Трапеза прошла в молчании.

День уже клонился к вечеру, когда отец Стоун и отец Перигрин пришли в горы. Они сели на камень, расслабились и ждали. Марсиан не было, и священники чувствовали смутное разочарование.

— Как вы думаете, — сказал отец Перигрин, отирая лицо, — если мы их позовем, они отзовутся?

— Вы когда-нибудь бываете серьезным, отец Перигрин?

— Нет, поскольку верую в Бога, а Бог несерьезен. И не смотрите на меня с таким возмущением. Мы ведь знаем о Боге лишь то, что Он есть любовь. А ведь любовь немыслима без чувства юмора. Если вы любите кого-то, то должны, в любом случае, терпеть его рядом, а это, в свою очередь, подразумевает, что вы будете хоть изредка ему улыбаться. Разве нет? Мы с вами — маленькие потешные зверьки, роющиеся в земной грязи, а Бог должен любить всех нас. Таким образом, мы апеллируем к Его чувству юмора.

— Я никогда не думал о Боге так, — сказал отец Стоун.

— Он создал носатую обезьяну, страуса и человека. Теперь вы меня понимаете? — улыбнулся отец Перигрин.

И тут из-за сумеречных холмов явились марсиане, словно ряд голубых фонарей.

Отец Стоун увидел их первым.

— Смотрите! — воскликнул он.

Отец Перигрин обернулся, и улыбка застыла у него на губах.

Среди мерцающих звезд трепетали пламенные голубые шары.

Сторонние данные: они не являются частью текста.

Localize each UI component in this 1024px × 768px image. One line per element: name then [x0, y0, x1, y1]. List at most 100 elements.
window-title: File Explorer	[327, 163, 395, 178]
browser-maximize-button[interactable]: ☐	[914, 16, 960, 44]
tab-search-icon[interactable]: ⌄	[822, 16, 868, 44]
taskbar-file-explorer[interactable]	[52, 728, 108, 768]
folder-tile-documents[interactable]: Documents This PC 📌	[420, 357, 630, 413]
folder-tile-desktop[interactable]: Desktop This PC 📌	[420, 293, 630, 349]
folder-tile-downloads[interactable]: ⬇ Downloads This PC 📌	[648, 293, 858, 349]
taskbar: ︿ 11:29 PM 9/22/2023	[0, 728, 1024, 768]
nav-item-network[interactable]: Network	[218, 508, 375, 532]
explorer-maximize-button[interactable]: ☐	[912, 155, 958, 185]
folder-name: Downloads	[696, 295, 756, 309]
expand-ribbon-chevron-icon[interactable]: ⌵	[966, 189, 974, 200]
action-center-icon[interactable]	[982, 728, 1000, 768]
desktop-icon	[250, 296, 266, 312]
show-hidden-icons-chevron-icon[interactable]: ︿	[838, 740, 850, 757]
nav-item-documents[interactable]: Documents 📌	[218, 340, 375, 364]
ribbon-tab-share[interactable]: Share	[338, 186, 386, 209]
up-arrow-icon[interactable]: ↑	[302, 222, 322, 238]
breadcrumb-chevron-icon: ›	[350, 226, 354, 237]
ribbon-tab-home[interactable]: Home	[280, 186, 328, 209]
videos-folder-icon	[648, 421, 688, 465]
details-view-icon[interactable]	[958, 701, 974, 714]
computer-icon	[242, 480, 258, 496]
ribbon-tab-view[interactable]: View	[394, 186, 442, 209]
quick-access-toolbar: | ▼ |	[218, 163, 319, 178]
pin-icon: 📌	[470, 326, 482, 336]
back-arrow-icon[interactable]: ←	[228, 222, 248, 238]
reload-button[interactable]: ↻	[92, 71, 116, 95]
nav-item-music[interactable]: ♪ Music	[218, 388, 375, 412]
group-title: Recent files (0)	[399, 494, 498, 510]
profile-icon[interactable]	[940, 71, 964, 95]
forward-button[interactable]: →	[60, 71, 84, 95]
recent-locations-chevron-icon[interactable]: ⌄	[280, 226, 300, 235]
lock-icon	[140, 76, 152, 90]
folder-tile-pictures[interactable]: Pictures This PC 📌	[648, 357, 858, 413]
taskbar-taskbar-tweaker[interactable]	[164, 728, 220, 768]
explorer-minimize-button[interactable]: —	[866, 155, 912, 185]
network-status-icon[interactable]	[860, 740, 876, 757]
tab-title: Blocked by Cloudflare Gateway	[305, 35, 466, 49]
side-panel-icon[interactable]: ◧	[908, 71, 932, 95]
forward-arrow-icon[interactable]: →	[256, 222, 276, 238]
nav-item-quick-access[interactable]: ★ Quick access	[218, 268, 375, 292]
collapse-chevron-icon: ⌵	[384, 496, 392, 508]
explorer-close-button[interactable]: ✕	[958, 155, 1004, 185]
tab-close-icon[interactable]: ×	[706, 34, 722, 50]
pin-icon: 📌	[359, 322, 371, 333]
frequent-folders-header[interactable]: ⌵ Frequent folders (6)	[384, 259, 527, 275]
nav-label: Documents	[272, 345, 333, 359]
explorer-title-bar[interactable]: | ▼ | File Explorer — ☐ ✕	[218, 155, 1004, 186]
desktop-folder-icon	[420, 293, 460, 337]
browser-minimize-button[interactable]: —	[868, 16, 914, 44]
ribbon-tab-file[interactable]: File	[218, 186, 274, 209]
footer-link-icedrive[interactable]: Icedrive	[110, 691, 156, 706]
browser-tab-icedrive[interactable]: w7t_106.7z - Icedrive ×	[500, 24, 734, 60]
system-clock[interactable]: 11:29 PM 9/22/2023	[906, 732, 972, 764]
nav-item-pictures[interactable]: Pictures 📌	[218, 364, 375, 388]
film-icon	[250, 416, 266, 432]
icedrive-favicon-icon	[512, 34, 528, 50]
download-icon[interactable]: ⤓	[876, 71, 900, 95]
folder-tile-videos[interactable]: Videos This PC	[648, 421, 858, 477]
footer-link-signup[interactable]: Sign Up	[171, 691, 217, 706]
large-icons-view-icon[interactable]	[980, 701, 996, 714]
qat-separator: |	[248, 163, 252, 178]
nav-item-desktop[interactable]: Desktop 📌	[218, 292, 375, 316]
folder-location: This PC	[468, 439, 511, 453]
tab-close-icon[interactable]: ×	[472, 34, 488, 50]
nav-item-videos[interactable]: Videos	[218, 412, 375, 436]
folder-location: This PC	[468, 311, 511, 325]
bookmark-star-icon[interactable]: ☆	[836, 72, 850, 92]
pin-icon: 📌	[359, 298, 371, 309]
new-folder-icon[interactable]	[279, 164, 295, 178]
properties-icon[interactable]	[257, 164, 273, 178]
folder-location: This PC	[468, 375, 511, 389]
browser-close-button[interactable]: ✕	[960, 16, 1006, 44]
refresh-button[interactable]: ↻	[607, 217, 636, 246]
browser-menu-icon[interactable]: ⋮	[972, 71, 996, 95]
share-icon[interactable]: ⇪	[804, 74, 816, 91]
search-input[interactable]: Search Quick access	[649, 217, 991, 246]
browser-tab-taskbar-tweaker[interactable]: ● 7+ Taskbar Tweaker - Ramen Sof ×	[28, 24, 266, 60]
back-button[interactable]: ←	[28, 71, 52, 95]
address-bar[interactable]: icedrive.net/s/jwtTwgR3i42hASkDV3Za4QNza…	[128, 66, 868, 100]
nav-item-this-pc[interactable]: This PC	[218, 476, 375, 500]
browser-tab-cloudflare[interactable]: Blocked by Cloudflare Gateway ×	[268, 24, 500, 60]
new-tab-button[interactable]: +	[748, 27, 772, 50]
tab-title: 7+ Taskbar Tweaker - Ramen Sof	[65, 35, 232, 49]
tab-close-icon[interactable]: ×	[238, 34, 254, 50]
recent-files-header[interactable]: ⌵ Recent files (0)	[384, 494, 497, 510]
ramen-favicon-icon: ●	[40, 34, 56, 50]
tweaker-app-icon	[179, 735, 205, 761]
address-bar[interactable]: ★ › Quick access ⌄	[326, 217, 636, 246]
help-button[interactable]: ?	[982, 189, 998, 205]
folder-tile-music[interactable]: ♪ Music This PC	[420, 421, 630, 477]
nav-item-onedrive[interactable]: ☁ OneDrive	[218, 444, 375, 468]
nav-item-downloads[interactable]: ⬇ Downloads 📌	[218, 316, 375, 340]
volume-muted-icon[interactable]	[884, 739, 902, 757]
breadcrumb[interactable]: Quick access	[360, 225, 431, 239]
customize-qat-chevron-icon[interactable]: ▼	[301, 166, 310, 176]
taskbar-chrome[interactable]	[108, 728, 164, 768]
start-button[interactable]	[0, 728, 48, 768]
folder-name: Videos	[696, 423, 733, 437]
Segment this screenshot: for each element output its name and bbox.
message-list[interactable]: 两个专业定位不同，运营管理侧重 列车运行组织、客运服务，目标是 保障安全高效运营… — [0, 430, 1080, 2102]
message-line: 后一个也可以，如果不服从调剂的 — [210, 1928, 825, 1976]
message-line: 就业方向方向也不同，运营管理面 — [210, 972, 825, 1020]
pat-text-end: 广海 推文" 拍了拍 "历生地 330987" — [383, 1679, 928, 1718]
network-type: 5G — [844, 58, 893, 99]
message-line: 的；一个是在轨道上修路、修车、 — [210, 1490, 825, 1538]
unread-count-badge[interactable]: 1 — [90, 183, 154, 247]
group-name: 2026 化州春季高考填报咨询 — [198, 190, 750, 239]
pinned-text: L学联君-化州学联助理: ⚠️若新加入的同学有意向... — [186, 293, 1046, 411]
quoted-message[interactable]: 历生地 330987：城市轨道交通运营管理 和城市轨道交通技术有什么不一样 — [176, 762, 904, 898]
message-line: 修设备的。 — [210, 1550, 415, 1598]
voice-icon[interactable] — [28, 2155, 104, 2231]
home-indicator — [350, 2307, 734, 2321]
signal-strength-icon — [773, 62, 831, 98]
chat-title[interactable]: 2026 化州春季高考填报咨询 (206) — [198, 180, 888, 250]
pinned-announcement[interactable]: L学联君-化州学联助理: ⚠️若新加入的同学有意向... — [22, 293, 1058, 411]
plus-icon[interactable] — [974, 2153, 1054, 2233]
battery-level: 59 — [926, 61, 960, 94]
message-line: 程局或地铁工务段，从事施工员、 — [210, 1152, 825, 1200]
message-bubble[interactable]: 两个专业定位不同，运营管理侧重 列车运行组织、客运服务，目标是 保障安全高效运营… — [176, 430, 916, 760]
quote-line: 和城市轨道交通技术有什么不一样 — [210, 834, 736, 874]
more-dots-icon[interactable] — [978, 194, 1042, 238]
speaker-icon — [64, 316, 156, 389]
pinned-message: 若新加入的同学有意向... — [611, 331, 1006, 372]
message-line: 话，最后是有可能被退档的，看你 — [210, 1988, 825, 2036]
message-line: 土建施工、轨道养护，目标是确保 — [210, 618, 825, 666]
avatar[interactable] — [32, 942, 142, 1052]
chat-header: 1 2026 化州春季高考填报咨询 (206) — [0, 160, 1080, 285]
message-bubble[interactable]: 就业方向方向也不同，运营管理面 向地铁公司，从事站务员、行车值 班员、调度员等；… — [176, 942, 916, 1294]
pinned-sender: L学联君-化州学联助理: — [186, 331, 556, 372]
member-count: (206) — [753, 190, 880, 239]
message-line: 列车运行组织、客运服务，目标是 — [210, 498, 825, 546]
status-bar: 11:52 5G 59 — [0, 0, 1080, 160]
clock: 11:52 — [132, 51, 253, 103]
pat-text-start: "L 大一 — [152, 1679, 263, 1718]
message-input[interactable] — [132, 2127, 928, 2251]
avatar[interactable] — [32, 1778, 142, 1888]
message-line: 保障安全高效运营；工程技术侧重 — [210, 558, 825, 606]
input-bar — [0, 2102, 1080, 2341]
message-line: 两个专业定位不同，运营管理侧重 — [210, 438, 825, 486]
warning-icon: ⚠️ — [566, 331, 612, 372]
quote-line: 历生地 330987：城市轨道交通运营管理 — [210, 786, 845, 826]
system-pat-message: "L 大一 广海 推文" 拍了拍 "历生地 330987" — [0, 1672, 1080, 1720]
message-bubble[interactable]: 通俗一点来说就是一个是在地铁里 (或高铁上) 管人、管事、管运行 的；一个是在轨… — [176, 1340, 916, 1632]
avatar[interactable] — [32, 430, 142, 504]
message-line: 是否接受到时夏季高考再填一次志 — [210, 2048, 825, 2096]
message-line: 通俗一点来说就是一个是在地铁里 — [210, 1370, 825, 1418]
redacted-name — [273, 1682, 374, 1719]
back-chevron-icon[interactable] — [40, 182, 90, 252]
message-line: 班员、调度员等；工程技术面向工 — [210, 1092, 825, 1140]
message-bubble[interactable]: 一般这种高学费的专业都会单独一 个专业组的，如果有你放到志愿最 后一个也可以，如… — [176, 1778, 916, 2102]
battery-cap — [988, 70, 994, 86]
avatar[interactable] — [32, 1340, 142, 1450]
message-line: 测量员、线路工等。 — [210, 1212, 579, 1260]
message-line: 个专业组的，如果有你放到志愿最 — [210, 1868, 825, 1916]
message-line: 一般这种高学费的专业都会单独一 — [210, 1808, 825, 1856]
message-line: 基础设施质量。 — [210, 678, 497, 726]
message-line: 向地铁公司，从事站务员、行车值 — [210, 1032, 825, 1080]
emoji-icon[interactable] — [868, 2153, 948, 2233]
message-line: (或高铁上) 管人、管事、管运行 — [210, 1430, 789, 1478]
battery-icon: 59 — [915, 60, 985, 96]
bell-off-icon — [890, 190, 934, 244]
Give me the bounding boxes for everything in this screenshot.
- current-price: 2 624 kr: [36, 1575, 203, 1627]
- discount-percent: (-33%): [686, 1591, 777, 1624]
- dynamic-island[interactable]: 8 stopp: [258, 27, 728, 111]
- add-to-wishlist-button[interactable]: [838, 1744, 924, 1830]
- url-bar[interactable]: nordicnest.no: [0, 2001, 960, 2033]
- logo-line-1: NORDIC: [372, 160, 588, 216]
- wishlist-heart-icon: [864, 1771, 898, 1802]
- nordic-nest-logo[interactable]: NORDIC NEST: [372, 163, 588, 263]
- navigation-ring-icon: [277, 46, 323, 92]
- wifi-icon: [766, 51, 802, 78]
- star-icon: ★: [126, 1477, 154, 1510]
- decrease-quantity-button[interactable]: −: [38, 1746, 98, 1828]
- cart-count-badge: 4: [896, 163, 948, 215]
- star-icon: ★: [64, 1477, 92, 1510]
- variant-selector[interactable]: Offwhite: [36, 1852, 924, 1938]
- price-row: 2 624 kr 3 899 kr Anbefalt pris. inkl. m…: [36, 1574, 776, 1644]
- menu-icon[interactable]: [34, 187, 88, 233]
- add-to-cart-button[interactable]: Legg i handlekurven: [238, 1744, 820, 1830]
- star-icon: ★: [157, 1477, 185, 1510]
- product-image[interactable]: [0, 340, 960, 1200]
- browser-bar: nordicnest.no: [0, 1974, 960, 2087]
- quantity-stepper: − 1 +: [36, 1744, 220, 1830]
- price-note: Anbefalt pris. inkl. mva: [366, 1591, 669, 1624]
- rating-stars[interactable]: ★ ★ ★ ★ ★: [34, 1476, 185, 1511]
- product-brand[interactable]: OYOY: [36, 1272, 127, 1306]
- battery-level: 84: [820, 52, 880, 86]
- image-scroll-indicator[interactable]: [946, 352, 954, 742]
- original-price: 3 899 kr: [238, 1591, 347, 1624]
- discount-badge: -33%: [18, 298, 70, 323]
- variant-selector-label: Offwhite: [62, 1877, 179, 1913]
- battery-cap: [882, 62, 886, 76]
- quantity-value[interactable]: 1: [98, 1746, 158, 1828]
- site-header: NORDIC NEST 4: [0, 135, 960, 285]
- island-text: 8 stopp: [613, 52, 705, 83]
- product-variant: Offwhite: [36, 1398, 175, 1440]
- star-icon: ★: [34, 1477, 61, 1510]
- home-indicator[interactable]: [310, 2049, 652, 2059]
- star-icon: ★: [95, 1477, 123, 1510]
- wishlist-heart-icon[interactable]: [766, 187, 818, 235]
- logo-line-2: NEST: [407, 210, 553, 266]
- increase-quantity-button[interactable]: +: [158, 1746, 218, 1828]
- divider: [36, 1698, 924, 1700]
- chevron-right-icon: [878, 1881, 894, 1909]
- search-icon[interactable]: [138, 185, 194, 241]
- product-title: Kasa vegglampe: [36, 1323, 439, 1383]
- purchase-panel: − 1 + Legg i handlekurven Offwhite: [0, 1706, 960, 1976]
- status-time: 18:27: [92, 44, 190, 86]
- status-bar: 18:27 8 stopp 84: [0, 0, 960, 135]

— Это чудовища! — отец Стоун даже подпрыгнул.

— Постойте! — придержал его отец Перигрин.

— Вернемся в город!

— Нет. Смотрите и слушайте, — велел отец Перигрин.

— Я их боюсь!

— Не бойтесь. Они — божьи создания.

— Дьявольские!

— Успокойтесь, — вдруг улыбнулся отец Перигрин, и они замолчали, а пламенные шары, приблизившись, осветили их лица нежным голубым светом.

Отец Перигрин вздрогнул — он снова вспомнил вечер Четвертого июля, снова почувствовал себя мальчишкой, как в тот День Независимости, когда среди звездной россыпи взрывалось небо и от грома дрожали оконные стекла, словно лед в тысяче бокалов. Ночь озарялась разноцветными огнями, а дяди, тети, двоюродные братья и сестры всякий раз вскрикивали «Ах!» И были Огненные Шары в больших и мягких дедушкиных ладонях. Как хорошо они запомнились! Шуршащие папиросной бумагой, словно крылья майского жука, они лежали в своих коробках, дожидаясь дня торжеств и фейерверков, когда их достанут и осторожно расправят. Синие, белые, красные всех цветов родного флага — Огненные Шары! Словно в тумане плыли перед ним дорогие лица родственников, давно умерших, давно покоящихся под мшистым покрывалом. Дедушка зажигает тонкую свечку, шары наполняются горячим воздухом, обретая форму, наполняются светом… И вот — чудесное видение — дедушка разводит ладони, и они улетают до следующего года, до следующего Дня Независимости, следующего прекрасного воскрешения. Они поднимаются выше и выше, летят сквозь жаркие созвездия летней ночи, отражаются в широко распахнутых глазах, плывут вглубь Иллинойса над ночными реками и сонными особняками, уменьшаются, улетают…

Отец Перигрин почувствовал, как к глазам его подступают слезы. Над ним Огненными Шарами реяли марсиане. На мгновение ему показалось, что дедушка воскрес и стоит рядом.

Но это был отец Стоун.

— Ради Бога, святой отец, идемте отсюда, — говорил он.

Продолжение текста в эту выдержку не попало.